RS abriga 25 mil índios
Quando se pensa em índio, natureza é quase sempre uma associação imediata no imaginário nacional. Um estereótipo que, ligado a outros como o da nudez e do corpo pintado, colabora com a idéia de que o índio “deixa de ser índio” quando vem para território urbano. Para Rafael Ávila, 33, administrador substituto da Funai de Paço Fundo, a dúvida popular quanto a ser possível preservar a comunidade indígena no contexto da cidade “baseia-se no preconceito humilhante de que o índio pertence à mata e deve permanecer em sua aldeia.”
Os próprios movimentos de sobrevivência dos grupos étnicos procuram as cidades (no Rio Grande do Sul, especialmente Caxias do Sul, Farroupilha, Santa Maria, Bento Gonçalves) como resposta ao que já perderam para o que muitos chamam “progresso”.
Como não há terra para todas as famílias, a Funai procura atentar para as condições que os grupos indígenas vivem nos centros urbanos. “É preciso que os locais sejam adequados para a sua permanência até que voltem para a reserva ou acampamento de origem. É sobre isso que deveremos tratar em Santa Maria na próxima semana”, lembra.
Terra própria e espaço de educação
Luís Cláudio da Silva, 44, coordenador ambiental do Programa de Aceleração do Crescimento (PAC), é um antigo defensor dos interesses indígenas. Ele informou que a prefeitura estabeleceu na última semana, um diálogo sobre o assunto com a Universidade Federal de Santa Maria (UFSM), através da professora Ivana Mânica da Cruz, que está a trabalho em Manaus. A idéia é criar um espaço de educação que seja oficialmente destinado aos índios oriundos das 27 reservas e acampamentos do Estado do Rio Grande do Sul, que em períodos de festas se deslocam para a região central em busca de comercialização de produtos artesanais. “Apesar de estarem sempre de passagem, nem todos os grupos visitam a cidade nas mesmas épocas. Sabemos que o município não possui área para doação, mas o governo sim, tem terrenos federais que hoje pertencem aos militares e a própria Universidade e que poderiam ser relocados para as etnias”, sugere.
O coordenador frisa que o município gasta seus recursos com o atendimento aos índios quando estes possuem órgãos específicos para tal, como Fundação Nacional do Índio (Funai) e Fundação Nacional de Saúde (Funasa). Mesmo assim, não consegue atender como deveria os grupos visitantes.
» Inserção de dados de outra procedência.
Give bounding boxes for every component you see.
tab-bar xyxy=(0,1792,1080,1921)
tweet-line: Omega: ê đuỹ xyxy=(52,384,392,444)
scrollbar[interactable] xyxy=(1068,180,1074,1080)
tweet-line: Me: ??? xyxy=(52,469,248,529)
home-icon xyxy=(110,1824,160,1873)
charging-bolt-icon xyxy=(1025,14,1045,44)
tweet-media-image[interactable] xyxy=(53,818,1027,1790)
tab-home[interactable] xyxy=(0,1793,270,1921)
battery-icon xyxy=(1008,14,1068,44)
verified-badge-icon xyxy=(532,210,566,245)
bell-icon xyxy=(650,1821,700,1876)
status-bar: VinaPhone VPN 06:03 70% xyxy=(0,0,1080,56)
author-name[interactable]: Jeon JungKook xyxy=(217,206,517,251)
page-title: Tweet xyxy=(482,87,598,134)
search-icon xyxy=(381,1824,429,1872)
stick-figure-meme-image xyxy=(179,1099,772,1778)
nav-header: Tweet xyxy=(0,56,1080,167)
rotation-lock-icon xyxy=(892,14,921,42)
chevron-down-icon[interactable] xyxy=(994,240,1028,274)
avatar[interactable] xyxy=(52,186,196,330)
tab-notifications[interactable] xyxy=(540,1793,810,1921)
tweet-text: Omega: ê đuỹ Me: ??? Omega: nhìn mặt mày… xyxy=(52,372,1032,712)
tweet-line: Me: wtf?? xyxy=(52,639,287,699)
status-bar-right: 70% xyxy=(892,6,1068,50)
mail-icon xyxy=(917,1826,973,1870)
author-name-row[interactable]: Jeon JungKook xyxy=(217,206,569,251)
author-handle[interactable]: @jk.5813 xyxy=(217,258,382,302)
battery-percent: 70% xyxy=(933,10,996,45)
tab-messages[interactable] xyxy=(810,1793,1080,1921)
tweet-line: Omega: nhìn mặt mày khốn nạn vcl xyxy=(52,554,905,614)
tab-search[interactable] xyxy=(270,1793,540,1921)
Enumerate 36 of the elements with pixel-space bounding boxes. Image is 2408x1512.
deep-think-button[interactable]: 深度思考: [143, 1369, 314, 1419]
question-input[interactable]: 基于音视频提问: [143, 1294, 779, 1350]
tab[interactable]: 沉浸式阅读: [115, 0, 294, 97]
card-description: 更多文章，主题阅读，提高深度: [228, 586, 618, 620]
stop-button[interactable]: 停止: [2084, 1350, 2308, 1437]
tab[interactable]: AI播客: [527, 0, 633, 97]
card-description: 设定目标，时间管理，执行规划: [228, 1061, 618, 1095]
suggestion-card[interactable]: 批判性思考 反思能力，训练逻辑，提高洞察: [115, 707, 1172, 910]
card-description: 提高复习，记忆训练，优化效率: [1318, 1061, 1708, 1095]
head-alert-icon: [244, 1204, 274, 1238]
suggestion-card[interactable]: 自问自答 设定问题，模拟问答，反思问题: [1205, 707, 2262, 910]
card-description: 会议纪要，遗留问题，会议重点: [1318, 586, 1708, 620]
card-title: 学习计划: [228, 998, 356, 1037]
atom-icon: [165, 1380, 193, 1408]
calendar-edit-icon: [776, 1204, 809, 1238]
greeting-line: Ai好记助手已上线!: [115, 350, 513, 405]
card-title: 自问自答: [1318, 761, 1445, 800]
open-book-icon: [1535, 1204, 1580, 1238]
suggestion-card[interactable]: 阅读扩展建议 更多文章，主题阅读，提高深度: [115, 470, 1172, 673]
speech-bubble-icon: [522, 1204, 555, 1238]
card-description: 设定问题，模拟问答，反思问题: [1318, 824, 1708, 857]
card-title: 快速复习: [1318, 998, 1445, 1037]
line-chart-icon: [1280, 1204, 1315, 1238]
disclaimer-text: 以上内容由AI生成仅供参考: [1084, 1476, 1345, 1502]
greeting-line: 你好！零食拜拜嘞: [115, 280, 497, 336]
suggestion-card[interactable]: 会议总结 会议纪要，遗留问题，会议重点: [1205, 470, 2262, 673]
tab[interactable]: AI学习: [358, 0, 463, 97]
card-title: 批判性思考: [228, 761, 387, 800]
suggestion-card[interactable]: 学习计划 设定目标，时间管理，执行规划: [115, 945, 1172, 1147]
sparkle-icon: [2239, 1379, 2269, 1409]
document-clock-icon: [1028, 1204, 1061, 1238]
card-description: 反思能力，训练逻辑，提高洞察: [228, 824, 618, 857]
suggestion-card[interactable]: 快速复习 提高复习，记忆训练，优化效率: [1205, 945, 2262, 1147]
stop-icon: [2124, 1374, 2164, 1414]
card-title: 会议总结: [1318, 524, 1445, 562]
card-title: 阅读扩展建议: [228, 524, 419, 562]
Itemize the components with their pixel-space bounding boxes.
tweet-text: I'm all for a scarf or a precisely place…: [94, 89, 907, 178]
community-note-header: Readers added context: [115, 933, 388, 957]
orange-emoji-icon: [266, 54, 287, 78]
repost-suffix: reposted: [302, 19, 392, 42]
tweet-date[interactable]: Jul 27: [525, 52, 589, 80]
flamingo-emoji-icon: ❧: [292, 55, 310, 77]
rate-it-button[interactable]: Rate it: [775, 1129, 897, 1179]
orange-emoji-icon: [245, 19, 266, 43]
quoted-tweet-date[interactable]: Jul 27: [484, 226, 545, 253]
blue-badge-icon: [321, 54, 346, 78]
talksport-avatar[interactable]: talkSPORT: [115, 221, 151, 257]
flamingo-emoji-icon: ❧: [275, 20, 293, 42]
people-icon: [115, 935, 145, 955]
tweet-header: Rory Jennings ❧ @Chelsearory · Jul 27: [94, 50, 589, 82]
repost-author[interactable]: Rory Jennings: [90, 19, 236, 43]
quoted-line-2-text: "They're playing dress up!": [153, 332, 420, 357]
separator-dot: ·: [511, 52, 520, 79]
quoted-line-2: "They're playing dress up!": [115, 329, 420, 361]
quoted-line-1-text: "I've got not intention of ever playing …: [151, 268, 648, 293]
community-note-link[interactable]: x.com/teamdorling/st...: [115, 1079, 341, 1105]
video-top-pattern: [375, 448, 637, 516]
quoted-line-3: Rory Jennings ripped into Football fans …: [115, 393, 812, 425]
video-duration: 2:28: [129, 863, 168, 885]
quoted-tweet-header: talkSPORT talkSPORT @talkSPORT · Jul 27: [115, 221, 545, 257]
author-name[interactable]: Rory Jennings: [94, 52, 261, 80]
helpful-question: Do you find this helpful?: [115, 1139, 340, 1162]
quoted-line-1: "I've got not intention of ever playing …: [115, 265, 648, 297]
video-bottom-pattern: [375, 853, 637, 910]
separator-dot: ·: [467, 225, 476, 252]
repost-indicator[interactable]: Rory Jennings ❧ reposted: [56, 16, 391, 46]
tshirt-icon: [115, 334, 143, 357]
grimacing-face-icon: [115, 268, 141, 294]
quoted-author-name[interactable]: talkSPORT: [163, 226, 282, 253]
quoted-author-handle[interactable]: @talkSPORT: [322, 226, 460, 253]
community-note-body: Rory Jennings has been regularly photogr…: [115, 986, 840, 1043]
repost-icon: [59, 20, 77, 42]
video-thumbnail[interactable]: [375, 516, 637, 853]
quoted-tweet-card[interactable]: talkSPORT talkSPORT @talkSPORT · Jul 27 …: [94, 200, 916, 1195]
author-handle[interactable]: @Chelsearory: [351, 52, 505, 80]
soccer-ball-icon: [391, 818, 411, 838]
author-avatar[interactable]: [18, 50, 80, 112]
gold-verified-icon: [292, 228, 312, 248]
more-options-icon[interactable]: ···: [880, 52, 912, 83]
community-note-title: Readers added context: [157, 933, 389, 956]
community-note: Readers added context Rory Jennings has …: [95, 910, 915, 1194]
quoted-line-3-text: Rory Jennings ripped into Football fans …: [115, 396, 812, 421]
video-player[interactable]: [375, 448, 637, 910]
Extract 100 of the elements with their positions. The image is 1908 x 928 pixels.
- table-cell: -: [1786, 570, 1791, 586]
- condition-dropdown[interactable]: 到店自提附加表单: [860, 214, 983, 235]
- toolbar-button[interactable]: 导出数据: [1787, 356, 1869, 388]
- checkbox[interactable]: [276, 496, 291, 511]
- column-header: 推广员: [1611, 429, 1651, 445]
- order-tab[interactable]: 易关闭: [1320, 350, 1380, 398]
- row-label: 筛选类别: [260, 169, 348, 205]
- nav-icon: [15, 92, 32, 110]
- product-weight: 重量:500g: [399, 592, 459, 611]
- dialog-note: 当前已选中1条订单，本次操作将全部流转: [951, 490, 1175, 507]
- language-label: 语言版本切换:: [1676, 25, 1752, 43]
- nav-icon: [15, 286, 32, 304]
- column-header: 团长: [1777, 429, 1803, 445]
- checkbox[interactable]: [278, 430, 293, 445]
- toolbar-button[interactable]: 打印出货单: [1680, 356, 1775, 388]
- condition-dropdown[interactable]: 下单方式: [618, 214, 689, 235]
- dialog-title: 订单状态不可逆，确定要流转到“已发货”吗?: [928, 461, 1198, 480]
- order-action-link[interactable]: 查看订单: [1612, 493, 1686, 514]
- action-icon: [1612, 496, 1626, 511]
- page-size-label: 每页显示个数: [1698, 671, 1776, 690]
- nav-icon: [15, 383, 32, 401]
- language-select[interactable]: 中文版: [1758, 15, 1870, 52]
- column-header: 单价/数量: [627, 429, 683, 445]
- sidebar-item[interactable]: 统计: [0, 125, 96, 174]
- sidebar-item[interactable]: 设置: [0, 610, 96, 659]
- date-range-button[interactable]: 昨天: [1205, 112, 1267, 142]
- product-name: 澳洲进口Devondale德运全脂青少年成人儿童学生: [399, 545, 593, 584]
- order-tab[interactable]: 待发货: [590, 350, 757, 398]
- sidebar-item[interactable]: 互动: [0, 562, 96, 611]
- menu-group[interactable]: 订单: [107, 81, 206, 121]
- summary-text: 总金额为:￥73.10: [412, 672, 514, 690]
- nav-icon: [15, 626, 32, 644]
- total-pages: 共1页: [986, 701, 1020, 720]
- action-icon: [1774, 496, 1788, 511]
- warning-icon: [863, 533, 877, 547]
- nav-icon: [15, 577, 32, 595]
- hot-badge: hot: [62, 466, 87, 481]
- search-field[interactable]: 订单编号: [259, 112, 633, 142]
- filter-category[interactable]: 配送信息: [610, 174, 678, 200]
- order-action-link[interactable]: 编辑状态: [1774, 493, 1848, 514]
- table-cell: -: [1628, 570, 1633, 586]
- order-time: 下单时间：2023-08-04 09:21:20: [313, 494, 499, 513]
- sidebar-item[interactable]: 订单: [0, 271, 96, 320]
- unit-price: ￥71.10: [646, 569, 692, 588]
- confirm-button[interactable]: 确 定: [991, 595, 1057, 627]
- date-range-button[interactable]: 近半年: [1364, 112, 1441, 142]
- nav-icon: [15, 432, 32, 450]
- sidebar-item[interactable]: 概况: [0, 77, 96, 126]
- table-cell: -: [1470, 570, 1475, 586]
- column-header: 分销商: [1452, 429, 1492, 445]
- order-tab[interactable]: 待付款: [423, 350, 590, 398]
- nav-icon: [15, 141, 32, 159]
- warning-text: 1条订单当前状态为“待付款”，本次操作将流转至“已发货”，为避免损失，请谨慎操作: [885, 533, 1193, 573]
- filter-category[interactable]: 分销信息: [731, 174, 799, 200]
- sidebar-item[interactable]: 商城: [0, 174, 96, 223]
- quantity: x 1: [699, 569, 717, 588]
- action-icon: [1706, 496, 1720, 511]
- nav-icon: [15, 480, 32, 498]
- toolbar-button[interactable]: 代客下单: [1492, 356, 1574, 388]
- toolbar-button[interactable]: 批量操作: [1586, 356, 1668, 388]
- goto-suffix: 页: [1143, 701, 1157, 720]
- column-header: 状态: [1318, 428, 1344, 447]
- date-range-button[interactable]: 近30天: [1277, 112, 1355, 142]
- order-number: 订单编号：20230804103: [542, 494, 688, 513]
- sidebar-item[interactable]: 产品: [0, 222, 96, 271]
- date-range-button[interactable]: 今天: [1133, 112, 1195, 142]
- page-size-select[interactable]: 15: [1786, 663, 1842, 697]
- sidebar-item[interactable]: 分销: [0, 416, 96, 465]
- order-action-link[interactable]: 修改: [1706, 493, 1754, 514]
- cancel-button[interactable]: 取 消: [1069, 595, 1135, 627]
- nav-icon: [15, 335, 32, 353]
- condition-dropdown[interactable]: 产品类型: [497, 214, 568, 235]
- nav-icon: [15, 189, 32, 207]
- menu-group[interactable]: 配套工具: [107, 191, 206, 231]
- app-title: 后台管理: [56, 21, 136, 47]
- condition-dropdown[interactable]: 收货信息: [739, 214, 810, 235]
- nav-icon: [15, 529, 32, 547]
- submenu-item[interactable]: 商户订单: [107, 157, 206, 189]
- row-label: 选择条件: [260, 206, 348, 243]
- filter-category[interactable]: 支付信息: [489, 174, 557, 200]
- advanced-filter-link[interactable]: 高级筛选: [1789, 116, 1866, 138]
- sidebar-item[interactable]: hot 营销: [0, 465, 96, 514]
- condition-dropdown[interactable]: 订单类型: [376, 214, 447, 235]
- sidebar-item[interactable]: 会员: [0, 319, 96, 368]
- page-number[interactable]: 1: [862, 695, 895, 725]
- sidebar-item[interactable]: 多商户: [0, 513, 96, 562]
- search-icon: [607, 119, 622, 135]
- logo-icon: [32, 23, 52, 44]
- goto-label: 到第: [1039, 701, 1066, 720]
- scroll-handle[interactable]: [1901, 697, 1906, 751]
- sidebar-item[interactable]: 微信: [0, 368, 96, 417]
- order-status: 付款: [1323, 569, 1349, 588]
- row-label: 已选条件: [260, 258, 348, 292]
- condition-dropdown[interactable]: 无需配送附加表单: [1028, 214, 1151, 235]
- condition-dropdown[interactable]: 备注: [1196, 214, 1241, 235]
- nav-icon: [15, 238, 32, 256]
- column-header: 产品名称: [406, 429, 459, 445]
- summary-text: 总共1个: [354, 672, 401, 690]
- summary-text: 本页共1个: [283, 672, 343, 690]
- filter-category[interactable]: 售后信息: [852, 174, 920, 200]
Silva cita que até por uma questão de cultura: kaingang e guaranis são completamente diferentes. Os primeiros, mais organizados. Atentos às sugestões. Os outros povos, são considerados prioritários para a Funai em todo o país. “Os guaranis estão sendo vistos como os que mais precisam de atenção especial e é uma realidade que inclui Santa Maria. São estes grupos que pretendem ficar na cidade por pelo menos mais cinco meses”, resgata ao mencionar as famílias que estão instaladas no Arenal (saída para São Sepé). Para o coordenador, o importante é que a população entenda que os índios não querem assistencialismo. “Infelizmente, lidamos com um preconceito de séculos. Por isso a sugestão de criar em Santa Maria um espaço para troca de visões de mundo, onde as posições de brancos e indígenas sejam compartilhadas”, defende. O espaço de educação lembra o fabulista grego Esopo: “ninguém é tão grande que não possa aprender, nem tão pequeno que não possa ensinar”.